Speaking to LBC while protesting the British government’s controversial migration policy in Rwanda, Prossy said she feared LGBTQ+ refugees deported to Rwanda could face a worse situation.
She said, “Rwanda is my neighbor country and I know that Rwanda has no democracy.
“Taking refugees there is a real disaster – it’s like taking them to a killing zone, condemning them to death.
“Torture and death. They won’t be safe.”
Asked how she felt about the British government, following the abuse she faced on her return to Rwanda, Prossy said: “Really, I blame them for everything I face. now. I blame them. They kept saying I’m lying, lying, lying.
“I was here [Britain] for two years but I didn’t really know how to apply for asylum, nobody really said that.

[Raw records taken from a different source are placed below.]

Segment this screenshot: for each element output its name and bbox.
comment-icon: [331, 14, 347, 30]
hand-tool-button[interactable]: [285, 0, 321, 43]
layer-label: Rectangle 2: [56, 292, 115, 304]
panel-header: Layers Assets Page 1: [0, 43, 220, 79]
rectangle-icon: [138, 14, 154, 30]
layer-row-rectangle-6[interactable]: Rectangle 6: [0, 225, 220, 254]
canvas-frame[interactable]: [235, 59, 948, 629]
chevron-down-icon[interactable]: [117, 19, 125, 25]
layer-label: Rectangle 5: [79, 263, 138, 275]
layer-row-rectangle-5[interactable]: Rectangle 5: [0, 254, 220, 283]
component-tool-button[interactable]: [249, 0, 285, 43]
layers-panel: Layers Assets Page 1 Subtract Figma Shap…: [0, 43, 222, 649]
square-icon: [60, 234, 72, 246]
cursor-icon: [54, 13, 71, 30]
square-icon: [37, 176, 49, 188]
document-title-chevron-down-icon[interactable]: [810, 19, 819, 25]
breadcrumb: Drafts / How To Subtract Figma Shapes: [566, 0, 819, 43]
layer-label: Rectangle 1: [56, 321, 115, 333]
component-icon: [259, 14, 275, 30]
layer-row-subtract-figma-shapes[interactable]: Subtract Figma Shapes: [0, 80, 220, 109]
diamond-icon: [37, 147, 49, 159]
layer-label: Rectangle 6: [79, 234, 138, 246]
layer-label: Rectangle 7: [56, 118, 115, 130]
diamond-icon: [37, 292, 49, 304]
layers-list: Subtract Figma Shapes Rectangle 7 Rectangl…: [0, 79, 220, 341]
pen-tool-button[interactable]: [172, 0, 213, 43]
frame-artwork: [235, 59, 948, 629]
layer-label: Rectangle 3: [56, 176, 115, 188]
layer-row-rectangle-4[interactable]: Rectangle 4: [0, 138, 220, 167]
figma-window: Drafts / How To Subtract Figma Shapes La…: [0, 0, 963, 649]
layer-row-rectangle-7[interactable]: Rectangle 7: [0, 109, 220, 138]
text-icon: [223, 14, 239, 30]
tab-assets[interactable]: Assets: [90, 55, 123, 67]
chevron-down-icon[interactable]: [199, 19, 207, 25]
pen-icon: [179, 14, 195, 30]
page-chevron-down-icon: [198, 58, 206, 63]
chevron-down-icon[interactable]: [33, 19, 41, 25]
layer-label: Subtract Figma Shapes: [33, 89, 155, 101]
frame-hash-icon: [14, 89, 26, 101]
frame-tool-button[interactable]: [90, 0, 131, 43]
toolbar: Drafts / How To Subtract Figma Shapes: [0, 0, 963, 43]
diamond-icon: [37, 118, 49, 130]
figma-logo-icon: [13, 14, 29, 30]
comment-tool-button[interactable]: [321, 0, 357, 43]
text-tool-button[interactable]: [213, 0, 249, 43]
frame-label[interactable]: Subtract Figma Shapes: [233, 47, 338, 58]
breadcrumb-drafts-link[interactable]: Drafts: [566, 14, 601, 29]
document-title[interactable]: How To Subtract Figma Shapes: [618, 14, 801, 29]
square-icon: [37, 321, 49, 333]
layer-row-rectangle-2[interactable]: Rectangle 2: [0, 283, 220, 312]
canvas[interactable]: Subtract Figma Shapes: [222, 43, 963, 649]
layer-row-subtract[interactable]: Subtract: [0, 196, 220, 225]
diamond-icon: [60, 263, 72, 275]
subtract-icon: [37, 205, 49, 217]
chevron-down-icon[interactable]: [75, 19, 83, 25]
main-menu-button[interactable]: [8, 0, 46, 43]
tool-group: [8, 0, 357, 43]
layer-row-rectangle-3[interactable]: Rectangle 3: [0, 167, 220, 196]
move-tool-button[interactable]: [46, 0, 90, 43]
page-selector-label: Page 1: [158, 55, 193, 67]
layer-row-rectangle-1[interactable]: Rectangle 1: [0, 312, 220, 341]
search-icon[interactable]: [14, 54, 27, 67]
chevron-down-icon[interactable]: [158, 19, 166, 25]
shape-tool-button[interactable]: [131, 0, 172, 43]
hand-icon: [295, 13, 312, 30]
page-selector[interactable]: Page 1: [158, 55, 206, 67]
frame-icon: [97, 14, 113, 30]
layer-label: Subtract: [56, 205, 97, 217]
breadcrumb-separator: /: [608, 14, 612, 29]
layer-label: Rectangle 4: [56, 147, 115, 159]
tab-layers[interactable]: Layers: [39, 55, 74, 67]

“I was just trying to get to know the country and live my life, but I didn’t know what to do next. They told me I stayed too long, so I’m a criminal, which I didn’t really understood.”
“In order for me to sleep and live today, I now have to take medicine. Sleeping pills and medicine to calm my stress. They have damaged my brain and my life.”
A government spokesperson told LBC: “Rwanda is a fundamentally safe country that is recognized globally for its record in welcoming and integrating migrants. It is illegal to discriminate against anyone in Rwanda, including discrimination on the basis of sexual orientation and we now have a memorandum of understanding that both parties have pledged to uphold.”
“Each case is assessed individually, and no one will be relocated if it would be unsafe or inappropriate for them to do so.”